Pakistani passenger train

Khyber Mail is a passenger train operated daily by Pakistan Railways between Karachi and Peshawar. The trip takes approximately 32 hours, to cover a published distance of 1732 km, traveling along the entire stretch of the Karachi–Peshawar Railway Line.

The train named after the famous Khyber Pass, located in the province of Khyber Pakhtunkhwa.

== History ==
The Khyber Mail is one of Pakistan's oldest and most prestigious passenger trains that has been continuously running since 12 February 1920.

In 2018, 50 coaches were upgraded with modern equipment.

The Train has completed its 100 years of Service on February 12, 2020.

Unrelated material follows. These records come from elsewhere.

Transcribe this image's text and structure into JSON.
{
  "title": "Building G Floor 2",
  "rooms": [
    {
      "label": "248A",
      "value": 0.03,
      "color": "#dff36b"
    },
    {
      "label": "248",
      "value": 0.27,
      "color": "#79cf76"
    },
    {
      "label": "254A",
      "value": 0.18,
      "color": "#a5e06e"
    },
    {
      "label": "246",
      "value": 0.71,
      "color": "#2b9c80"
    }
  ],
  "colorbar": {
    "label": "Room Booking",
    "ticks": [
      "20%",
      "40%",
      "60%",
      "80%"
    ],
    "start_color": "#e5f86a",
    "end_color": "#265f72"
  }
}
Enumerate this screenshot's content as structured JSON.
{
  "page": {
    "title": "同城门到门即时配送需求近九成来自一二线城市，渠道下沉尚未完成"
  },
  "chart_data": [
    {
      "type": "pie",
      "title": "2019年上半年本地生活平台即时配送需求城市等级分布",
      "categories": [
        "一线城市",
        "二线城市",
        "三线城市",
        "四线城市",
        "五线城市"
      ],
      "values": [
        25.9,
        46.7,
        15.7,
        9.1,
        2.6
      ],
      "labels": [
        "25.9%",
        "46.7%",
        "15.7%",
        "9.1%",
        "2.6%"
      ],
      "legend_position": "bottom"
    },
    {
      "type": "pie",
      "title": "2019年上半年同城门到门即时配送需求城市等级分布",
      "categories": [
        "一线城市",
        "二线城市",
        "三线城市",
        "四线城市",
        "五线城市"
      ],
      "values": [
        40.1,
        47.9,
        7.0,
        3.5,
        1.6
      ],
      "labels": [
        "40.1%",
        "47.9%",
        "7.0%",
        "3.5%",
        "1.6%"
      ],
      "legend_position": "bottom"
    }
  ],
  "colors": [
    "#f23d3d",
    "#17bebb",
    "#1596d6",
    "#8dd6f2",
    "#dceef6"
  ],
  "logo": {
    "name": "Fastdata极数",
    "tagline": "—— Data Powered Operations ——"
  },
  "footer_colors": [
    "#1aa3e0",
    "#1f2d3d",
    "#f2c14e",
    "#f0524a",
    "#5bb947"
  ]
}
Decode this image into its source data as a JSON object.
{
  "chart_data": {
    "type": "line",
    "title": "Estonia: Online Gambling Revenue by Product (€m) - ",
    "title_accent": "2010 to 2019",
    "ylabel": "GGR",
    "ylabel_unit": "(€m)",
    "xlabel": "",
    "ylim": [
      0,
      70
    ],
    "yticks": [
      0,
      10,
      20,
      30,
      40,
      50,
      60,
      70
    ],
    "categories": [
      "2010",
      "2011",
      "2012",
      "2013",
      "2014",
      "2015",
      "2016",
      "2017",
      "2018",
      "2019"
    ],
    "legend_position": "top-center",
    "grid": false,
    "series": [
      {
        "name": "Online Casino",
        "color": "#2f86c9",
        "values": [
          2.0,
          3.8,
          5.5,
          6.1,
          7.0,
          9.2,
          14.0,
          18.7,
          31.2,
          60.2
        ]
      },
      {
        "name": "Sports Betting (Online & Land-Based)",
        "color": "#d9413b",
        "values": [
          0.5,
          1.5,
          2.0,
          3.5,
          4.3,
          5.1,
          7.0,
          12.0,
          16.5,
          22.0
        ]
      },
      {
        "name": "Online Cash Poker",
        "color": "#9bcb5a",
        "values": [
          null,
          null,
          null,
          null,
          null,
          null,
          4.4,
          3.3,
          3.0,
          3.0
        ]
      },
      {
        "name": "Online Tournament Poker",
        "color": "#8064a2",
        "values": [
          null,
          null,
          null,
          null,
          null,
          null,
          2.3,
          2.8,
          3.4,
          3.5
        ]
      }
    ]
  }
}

A premium lounge dining car was added in 2024.

==Route==
- Karachi Cantonment–Peshawar Cantonment via Karachi–Peshawar Railway Line
The Train departs Karachi Cantonment at 22:00 every night, Lahore Junction arrival next night 19:45 & departure 20:20. The train reaches Peshawar Cantonment at 06:00 on 3rd morning. Return timings is also same in Peshawar Cantonment to Karachi Cantonment journey. The train departs Peshawar Cantonment at 22:00, Lahore Junction arrival next morning 07:40 & departure 08:15. The train reaches Karachi Cantonment at 06:00 on 3rd morning.

==Station stops==

- Karachi Cantonment
- Drigh Road
- Landhi
- Hyderabad Junction
- Nawabshah
- Khairpur
- Rohri Junction
- Pano Akil
- Ghotki
- Mirpur Mathelo
- Daharki
- Sadikabad
- Rahim Yar Khan
- Khanpur Junction
- Liaquatpur
- Dera Nawab Sahib
- Samasata Junction
- Bahawalpur
- Lodhran Junction
- Shujabad
- Multan Cantonment
- Khanewal Junction
- Mian Channun
- Chichawatni
- Sahiwal
- Okara
- Pattoki
- Kot Radha Kishn
- Raiwind Junction
- Kot Lakhpat
- Lahore Cantonment
- Lahore Junction
- Gujranwala
- Wazirabad Junction
- Gujrat
- Lala Musa Junction
- Jhelum
- Rawalpindi
- Attock City Junction
- Jhangira Road
- Nowshera Junction
- Peshawar City
- Peshawar Cantonment

==Equipment==
The train has AC Business, AC Sleeper and Economy Class accommodations.

== Incidents ==
On Jun 8, 1998, 23 people were killed as a bomb exploded on moving Khyber Mail heading towards Peshawar, on Tando Masti Khan railway station.

On Aug 30, 2011, Karachi-bound Khyber Mail ran into a stationary passenger train nearly two kilometres from the Badami Bagh Railway Station in Lahore. Resulting 3 died 18 injured.